How to prune a fruit tree
The method of pruning fruit trees in their first couple of years is basically the same for all deciduous fruit trees – quince, peach, plum, apple, pear, cherry or almond. The first three years are vital years for establishing the subsequent growth patterns and shape of the tree, and correct pruning is essential.
Pruning a one-year-old tree
Deciduous fruit trees bought at a nursery are usually one season old. Transplant the tree into a sunny spot. As soon as it has settled, remove all side growth and prune the central stem back to knee height (50cm). This may seem rather drastic, but this early severe pruning is a good foundation for a successful future. During the next season of growth, many branches will develop.
Pruning a two-year-old tree
Look closely at the many branches that have grown during the summer and identify three or four good stems which will give the tree a cup-shaped structure. Prune these stems to a height of 75cm and remove all other growth.

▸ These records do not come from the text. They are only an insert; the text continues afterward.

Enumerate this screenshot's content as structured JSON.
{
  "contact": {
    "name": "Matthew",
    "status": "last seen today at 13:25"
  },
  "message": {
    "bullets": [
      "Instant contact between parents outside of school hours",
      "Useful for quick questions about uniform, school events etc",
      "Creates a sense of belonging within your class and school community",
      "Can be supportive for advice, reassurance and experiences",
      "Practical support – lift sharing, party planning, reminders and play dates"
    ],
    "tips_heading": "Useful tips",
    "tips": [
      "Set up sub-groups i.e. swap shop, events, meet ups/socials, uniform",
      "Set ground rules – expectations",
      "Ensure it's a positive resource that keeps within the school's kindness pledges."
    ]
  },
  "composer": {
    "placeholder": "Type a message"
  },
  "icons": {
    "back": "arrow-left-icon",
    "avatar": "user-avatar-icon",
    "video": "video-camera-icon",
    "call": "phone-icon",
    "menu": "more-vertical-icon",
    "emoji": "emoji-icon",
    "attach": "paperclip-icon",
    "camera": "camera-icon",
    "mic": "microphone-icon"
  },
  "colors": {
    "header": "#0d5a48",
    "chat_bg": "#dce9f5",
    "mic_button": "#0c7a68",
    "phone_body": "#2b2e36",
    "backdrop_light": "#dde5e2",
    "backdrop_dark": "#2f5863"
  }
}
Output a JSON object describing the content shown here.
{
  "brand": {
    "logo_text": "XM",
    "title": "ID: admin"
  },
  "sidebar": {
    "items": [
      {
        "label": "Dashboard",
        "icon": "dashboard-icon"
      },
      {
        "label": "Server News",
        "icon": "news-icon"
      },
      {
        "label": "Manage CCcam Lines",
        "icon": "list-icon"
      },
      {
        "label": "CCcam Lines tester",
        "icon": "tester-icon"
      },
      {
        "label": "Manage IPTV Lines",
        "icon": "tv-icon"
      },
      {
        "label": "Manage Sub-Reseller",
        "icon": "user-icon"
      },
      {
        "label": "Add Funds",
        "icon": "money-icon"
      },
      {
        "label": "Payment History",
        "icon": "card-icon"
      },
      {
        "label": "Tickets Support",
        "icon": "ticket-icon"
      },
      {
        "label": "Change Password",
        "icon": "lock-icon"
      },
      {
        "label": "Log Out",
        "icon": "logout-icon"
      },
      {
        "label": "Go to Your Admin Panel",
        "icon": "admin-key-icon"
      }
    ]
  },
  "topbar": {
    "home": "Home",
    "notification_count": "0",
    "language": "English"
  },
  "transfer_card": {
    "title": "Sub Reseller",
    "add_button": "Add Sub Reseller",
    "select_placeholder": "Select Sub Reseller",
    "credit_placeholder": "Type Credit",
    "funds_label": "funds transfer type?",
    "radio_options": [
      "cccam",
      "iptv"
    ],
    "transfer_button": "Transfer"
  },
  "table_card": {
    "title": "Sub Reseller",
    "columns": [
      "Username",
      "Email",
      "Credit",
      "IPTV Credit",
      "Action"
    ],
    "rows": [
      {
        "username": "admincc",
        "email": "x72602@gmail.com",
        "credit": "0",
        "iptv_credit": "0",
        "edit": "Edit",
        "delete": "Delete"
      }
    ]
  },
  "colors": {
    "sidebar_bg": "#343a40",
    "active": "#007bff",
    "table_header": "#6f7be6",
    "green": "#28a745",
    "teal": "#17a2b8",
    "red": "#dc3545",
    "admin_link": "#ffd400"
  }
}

Pruning a three-year-old tree
The aim of the last prune of the formative three years is to establish a second framework. This involves selecting three good shoots growing from each of the three or four stems chosen the year before. Prune the selected three new shoots on each branch back to a uniform length of 50cm.
The flowering of hydrangeas at the end of the year can be controlled by when you prune them in winter. Examination of the plant will show that there are different types of wood, according to age. There are young, slender growths of the previous summer reaching up from the base of the plant. At the end of this stem there is a large bud. This bud, in the next growing season, will produce a short shoot and then a flower. Do not prune this stem.
There are also older shoots two seasons old. At the end of these stems there is a dead flower (if this has not been removed by dead-heading during the summer), while a short distance down the stem will be found a cluster of large buds, usually four to six in number. These, if left, will each produce a flower the following summer. All that is needed is to prune the stem back to just above the cluster of buds.
Older, heavier stems of two or more seasons will also be found, carrying several dead flower heads. These should be pruned back hard to the base of the plant to stimulate new vigorous growth the following season.